This course provides a comprehensive treatment of the field theoretical approach to the Standard Model of particle physics; it is taught in two parallel threads.
The QED and QCD thread begins with path integral quantisation and renormalisation of Quantum Electrodynamics (QED). It then moves on to a detailed study of Quantum Chromodynamics (QCD), beginning with quantisation, Feynman rules and renormalisation, and then applying a wide range of topics in modern perturbative QCD to collider physics, including deep inelastic scattering and Higgs production.

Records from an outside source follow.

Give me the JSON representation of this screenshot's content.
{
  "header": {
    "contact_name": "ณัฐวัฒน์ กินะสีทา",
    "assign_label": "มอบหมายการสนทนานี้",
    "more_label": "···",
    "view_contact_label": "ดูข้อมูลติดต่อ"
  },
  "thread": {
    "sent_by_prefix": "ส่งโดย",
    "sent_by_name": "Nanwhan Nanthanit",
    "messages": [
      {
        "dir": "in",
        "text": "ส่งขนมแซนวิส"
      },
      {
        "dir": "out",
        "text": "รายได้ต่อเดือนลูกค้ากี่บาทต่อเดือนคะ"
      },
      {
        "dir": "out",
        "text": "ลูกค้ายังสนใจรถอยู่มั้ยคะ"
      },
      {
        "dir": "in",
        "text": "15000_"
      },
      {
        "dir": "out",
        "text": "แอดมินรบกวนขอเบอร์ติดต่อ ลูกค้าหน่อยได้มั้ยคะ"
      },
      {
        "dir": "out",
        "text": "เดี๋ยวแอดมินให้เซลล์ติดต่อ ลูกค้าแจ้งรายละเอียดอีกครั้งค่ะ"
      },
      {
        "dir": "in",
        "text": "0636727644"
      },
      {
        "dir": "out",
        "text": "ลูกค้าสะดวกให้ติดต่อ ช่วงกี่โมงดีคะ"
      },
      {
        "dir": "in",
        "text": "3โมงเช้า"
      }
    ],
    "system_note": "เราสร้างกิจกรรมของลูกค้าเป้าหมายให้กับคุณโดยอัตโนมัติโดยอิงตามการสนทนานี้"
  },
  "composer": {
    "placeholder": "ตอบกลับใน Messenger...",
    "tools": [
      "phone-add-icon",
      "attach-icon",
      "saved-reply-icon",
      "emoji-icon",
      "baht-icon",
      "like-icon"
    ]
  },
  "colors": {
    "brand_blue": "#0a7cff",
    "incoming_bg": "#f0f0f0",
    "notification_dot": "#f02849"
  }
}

The electroweak physics and lattice field theory thread focuses on the field theoretical construction and application of the standard model of particle physics, including the Goldstone theorem and the Higgs mechanism, weak decays and flavour physics. Further focus is on detailed calculations in perturbation theory and comparison with experiment. The final part of the course provides an introduction to non-perturbative methods via lattice field theory.
Each thread will have two hours of lectures and two hours of tutorial workshops every week, giving a total of 40 lecture hours and 40 tutorial hours. Students are expected to engage with the material presented in lectures by working through and discussing weekly formative problem sheets in the tutorial sessions. There will be a total of 4 summative hand-ins, which will be marked and individual written feedback provided on each. Individual feedback will also be administered verbally during tutorial sessions.
The SUPACOP lectures provide the common core for all particle physics students in semester 2. The course covers three main subject areas:
- Electroweak and Higgs Physics
- Beyond the Standard Model (BSM) Physics (including Supersymmetry)
The objective of the course is to provide a general overview of theoretical, phenomenological and experimental aspects of electroweak theory, QCD and BSM physics, concentrating on the most influential and/or recent measurements from colliders.
- An introduction to lepton and hadron collider basics: kinematics, PDFs, Monte Carlo methods, jets, triggering and reconstruction, experimental techniques
- Results from LEP and Tevatron and on W, Z, top and Higgs searches
- LHC physics: Standard Model and QCD results; BSM searches; the Higgs discovery
- The BSM part of the course will introduce the concept of naturalness in the context of supersymmetry, supersymmetry breaking, and compositeness.
Hours Equivalent Credit: 8
This course provides students with an opportunity to investigate current topics of interest relating to current Particle Physics research, and to present them. Presentations are recorded and participants receive staff and peer feedback.
Hours Equivalent Credit: 14 (14 lecture hours in 7 two-hour sessions)
Assessment: Continuous Assessment
Flavour Physics attempts to answer some of the most profound open questions in modern physics, such as how do we understand the pattern of masses in the Standard Model and what is the origin of CP violation. This introduction to Flavour Physics consists of two parts, dealing separately with Flavour Physics of the quark and lepton sectors.
Hours Equivalent Credit: 6
The course will provide an introduction into the methods of lattice QCD. In particular, we will discuss gluon actions, algorithms, quarks on the lattice, algorithms for that, how to do a lattice calculation, systematic errors and recent results.